Letters | What binds Donald Trump, the Saudis, and Yemen’s starving children

  • The Saudi war on Yemen, which has already killed 10,000 civilians, has escalated under Trump’s watch
Yemen
US President Donald Trump’s trips to Mar-a-Lago early in his presidency cost US$13.6 million, with the Defence Department and Homeland Security incurring most of those costs.
Meanwhile, the nation of Yemen is embroiled in a ghastly war, one that has claimed the lives of at least 85,000 children. In his State of the Union address, Donald Trump addressed everything from manufacturing jobs to tax codes to Nasa missions, to prison reform, to infrastructure, to partisan politics, to Nato and Islamic State. But one topic he totally ignored was Yemen. On his watch, an entire generation of children are at risk of starving to death. Yet he does nothing.

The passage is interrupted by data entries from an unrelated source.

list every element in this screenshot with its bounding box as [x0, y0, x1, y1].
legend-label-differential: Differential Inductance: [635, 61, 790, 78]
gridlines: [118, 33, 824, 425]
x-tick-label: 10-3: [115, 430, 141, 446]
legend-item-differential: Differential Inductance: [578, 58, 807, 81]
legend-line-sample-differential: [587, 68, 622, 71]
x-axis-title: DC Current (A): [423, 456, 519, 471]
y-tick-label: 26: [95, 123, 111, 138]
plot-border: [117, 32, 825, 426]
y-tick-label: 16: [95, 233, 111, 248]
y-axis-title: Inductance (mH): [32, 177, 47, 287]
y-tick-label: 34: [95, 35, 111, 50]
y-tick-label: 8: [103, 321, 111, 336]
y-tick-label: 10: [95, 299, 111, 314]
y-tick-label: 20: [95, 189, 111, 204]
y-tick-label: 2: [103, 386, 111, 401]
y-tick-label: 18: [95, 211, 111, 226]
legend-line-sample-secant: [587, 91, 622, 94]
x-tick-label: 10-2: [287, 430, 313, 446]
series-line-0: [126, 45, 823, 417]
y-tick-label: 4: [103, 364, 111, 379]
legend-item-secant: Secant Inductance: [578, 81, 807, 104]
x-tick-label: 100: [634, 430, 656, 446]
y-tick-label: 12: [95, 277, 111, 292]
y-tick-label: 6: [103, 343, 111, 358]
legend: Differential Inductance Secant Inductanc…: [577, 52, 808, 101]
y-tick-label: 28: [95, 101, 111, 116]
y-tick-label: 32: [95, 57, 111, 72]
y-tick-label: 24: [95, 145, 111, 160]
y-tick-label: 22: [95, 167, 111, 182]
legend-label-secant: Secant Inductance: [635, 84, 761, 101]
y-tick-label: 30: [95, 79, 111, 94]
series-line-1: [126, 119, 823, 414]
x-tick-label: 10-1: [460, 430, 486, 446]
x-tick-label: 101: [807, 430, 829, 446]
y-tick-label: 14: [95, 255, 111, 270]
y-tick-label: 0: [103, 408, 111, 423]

In a recent article, Democrat Senator Chris Murphy of Connecticut wrote: “For three years, the United States has supported a coalition led by Saudi Arabia that is waging war inside Yemen, trying to oust a rebel government made up of members of the Houthi tribe. Our role in the coalition is significant – we sell bombs and weapons to the Saudis, we help them pick targets inside Yemen, and until recently, we refuelled their planes in the sky … it’s clear that the US is engaged in a war in Yemen. And yet this war has not been authorised or debated by Congress”. He went on to say how US involvement started quietly under Barack Obama, and increased under Donald Trump, with more than 10,000 civilians killed in the Saudi-led bombing campaign since the beginning of the civil war. “Targets have included schools, hospitals, weddings, a funeral party and recently a school bus carrying 38 children to a field trip”, he wrote.

Tragically, Trump’s unassailable relationship with the kingdom provides little hope for those starving children. Instead of trying to stop the carnage by ceasing arms sales to Saudi Arabia and using his political capital on the international stage to break the humanitarian assistance blockade, the president remains silent. Worse than that, as if to accentuate his apathy, he spends millions on vacations.